The other book I read last week was called Beautiful Child. It was a page-turner, and I knew it would be because I read another of her books (called Ghost Girl) and I could hardly put it down. She's one of those writers who writes non-fiction but in a way that is very dramatic and suspenseful. The downside is that all her books are about child abuse, so it can be disturbing to read about. I recommend her books to anyone who is looking to read something fascinating and engaging, as long as the subject matter isn't too upsetting to them. One good thing is that her books always have (relatively) happy endings:

"Victoria Lynn Hayden, known as Torey L. Hayden (born May 21, 1951 in Livingston, Montana), is a child psychologist, special education teacher, university lecturer and writer of non-fiction books based on her real-life experiences with teaching and counselling children with special needs. Subjects covered in her books include autism, Tourette syndrome, sexual abuse, fetal alcohol syndrome, and elective mutism (now called selective mutism), her specialty.

"Hayden attended high school in Billings, Montana and graduated in 1969. She then attended Whitman College in Walla Walla, Washington. A little time after having written her most famous book One Child, Hayden moved to Wales in 1980 and got married to a Scot called Ken two years later. In 1985, she gave birth to her daughter Sheena. Hayden is now divorced."

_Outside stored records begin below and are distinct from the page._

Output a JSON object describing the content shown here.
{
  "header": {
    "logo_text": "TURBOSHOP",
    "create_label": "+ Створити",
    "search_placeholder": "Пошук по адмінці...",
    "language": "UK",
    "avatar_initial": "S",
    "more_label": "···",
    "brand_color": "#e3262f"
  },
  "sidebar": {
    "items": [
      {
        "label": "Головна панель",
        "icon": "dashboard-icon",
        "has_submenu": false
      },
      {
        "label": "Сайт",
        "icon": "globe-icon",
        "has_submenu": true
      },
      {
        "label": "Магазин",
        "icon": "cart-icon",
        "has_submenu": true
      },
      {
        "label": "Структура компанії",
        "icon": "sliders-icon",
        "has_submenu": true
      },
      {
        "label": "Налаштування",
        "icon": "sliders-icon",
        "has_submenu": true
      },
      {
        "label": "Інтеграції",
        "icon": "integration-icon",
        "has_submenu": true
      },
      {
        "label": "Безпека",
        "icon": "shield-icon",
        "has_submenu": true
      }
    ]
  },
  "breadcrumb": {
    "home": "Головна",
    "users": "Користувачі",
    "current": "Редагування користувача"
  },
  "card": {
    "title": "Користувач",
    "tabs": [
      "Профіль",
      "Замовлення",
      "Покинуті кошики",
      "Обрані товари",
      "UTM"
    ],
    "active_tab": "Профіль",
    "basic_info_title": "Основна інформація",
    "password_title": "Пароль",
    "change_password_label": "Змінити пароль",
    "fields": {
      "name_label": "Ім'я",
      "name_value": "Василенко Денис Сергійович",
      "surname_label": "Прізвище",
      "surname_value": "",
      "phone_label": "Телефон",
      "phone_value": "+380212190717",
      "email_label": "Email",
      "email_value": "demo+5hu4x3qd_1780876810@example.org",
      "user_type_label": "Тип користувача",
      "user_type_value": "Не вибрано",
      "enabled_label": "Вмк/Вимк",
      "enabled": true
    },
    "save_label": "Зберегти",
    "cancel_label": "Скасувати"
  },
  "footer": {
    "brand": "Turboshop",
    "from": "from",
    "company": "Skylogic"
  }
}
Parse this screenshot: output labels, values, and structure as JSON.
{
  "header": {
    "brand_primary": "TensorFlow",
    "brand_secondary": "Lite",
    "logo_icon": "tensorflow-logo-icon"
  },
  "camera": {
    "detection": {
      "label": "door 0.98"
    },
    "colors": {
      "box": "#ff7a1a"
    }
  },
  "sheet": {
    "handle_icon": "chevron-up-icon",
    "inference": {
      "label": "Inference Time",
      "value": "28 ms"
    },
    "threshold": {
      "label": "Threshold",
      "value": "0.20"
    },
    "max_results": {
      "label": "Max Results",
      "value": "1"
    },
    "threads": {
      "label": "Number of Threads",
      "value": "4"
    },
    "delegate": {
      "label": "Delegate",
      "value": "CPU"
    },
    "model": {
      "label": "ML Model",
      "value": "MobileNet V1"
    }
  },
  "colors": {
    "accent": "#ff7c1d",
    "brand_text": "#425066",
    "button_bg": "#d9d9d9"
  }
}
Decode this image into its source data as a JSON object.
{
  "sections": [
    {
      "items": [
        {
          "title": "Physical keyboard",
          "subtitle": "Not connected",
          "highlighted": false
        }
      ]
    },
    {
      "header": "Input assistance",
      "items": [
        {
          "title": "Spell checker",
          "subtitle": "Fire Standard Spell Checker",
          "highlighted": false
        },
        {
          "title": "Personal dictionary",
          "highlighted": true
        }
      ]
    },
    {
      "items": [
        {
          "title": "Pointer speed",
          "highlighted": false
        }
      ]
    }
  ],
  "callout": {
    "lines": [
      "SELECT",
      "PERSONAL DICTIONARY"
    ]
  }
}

I like her answer to this question (from her official website) because I am a process oriented person too:

Don’t you get depressed because so often you can’t make things better?

I am a “process oriented” person, as opposed to being a “goal oriented” person. I enjoy the process of doing things and as a consequence, the outcome does not matter as much to me. Hence I enjoy being in the classroom, being with the children and am very much in the present when I am working. Of course, I hope for the children’s sake that I will be able to help them and that their futures will be better, but for my own sake, the outcome and the future are not very important. I’ve noticed that the people who tend to feel depressed or who “burn out” are often those who are more goal oriented. They find it harder to enjoy the same experience when there are so few positive results.